San Sebastian de la Gomera. Die zweitkleinste Kanareninsel hat wenig Strände, doch sie ist ideal für Aktivurlauber.

Be-laubte Wälder, Wärme, Licht und blauer Himmel – für mitteleuropäische Wintermonate der schiere Luxus – sind auf La Gomera gang und gäbe. Auf der nach El Hierro zweitkleinsten Kanareninsel (373 Quadratkilometer, 22 000 Einwohner) herrschen das ganze Jahr über frühlingshafte Temperaturen. Vor allem Aktivurlauber sind hier richtig, denn selbst die größeren Strände wie Playa de Santiago und de La Cueva sind ziemlich überschaubar. Dafür wartet in den Bergen ein besonderer Ort: der immergrüne Nebelwald von Garajonay – geheimnisvoll und bezaubernd.

Wie durch ein unsichtbares Tor betritt der Wanderer das Reich der Hexenbäume. Sonnenschein und Vogelstimmen bleiben hinter ihm. Die Nebelwand, die jeden Laut zu schlucken scheint, umschließt ihn, dazu ein Gewirr aus knorrigen und krummen Stämmen, Ästen, Zweigen, Wurzeln. Die meisten sind so dicht von Moos überwuchert, dass man meinen könnte, es sei Fell. Dazwischen schießen braune, gelbe oder weiße Pilze wie Beulen aus dem Pflanzenpelz.

Wo kein Platz mehr auf dem Holz ist, hängen lange, wilde Zotteln – Flechten, Luftwurzeln, grün bis silberweiß und manchmal meterlang. Gänsedisteln mit sonnengelben Blüten und leuchtend grünen Blätter, die an Löwenzahn erinnern, sorgen für farbenfrohe Tupfer. Es duftet herb nach Lorbeerwald.„Mit Echtem Lorbeer, allgemein bekannt als Zutat für Suppen oder Siegerkränze, sind diese aromatischen Pflanzen jedoch nur verwandt“, sagt Gordo Wenck. Der gebürtige Schwabe, seit mehr als 30 Jahren Wahlkanare, liebt La Gomera, weil es bis auf wenige Orte so still und ursprünglich ist. Gern zeigt er Gästen bei Wanderungen seine Insel.

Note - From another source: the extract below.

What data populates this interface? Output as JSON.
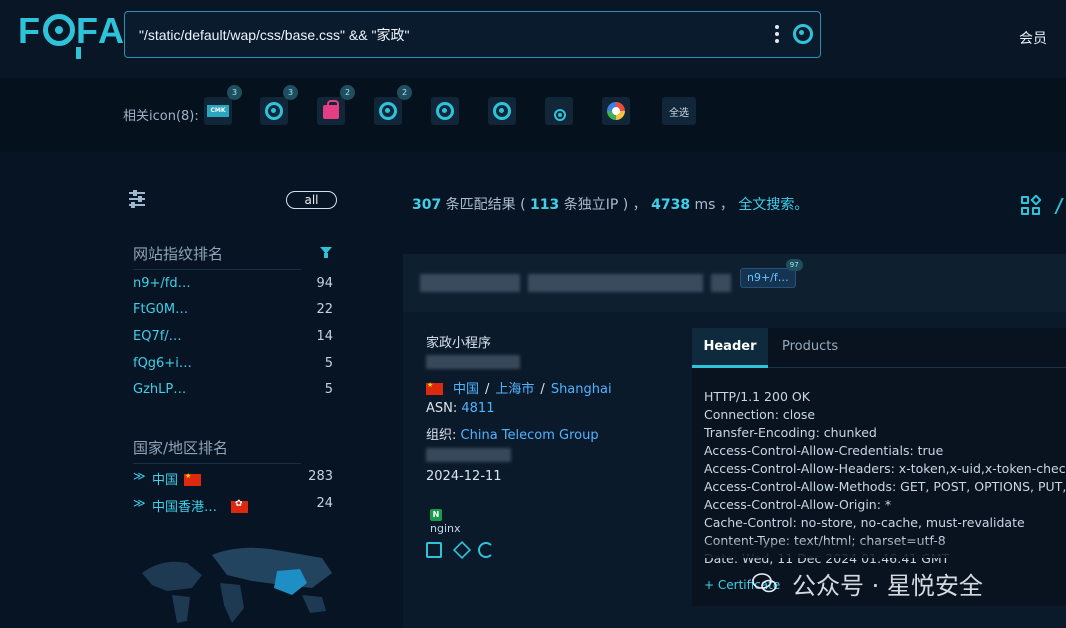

„Lorbeerwälder bedeckten früher weite Teile des europäischen Kontinents. Von der Eiszeit, die sie vernichtete, blieben die Kanaren verschont. Sie waren nie mit dem Festland verbunden“, erzählt der gelernte Landschaftsgärtner. Immer wieder greift er beim Laufen ringsum in das Dickicht und erklärt die Artenvielfalt. Allein vier endemische Spezies aus der Familie der Lorbeergewächse existieren auf dem Archipel bis heute. Ihr Bestand auf La Gomera ist das Kernstück des Nationalparks Garajonay, der mit knapp 4000 Hektar Teile aller sechs Gemeinden und insgesamt ein Zehntel der Inseloberfläche einnimmt.

Der Wald gibt nun öfter den Blick auf den Ozean frei. Dort unten wartet mit „Los Organos“, einer mächtigen Felsformation, ein weiteres Inselhighlight. Regelmäßig werden bei Bootstouren Delfine und Wale gesichtet. Der Horizont ist eingerahmt von Bergen, zwischen ihnen liegen tiefe Schluchten. „Um sich über sie hinweg verständigen zu können, schufen die Ureinwohner La Gomeras die weit hörbare Pfeifsprache Silbo“, berichtet Gordo. Nicht zuletzt, weil das klangvolle Kommunikationssystem wieder an Schulen gelehrt werde, schätzt man die Zahl der „Silbadores“ heute wieder auf über 20 000.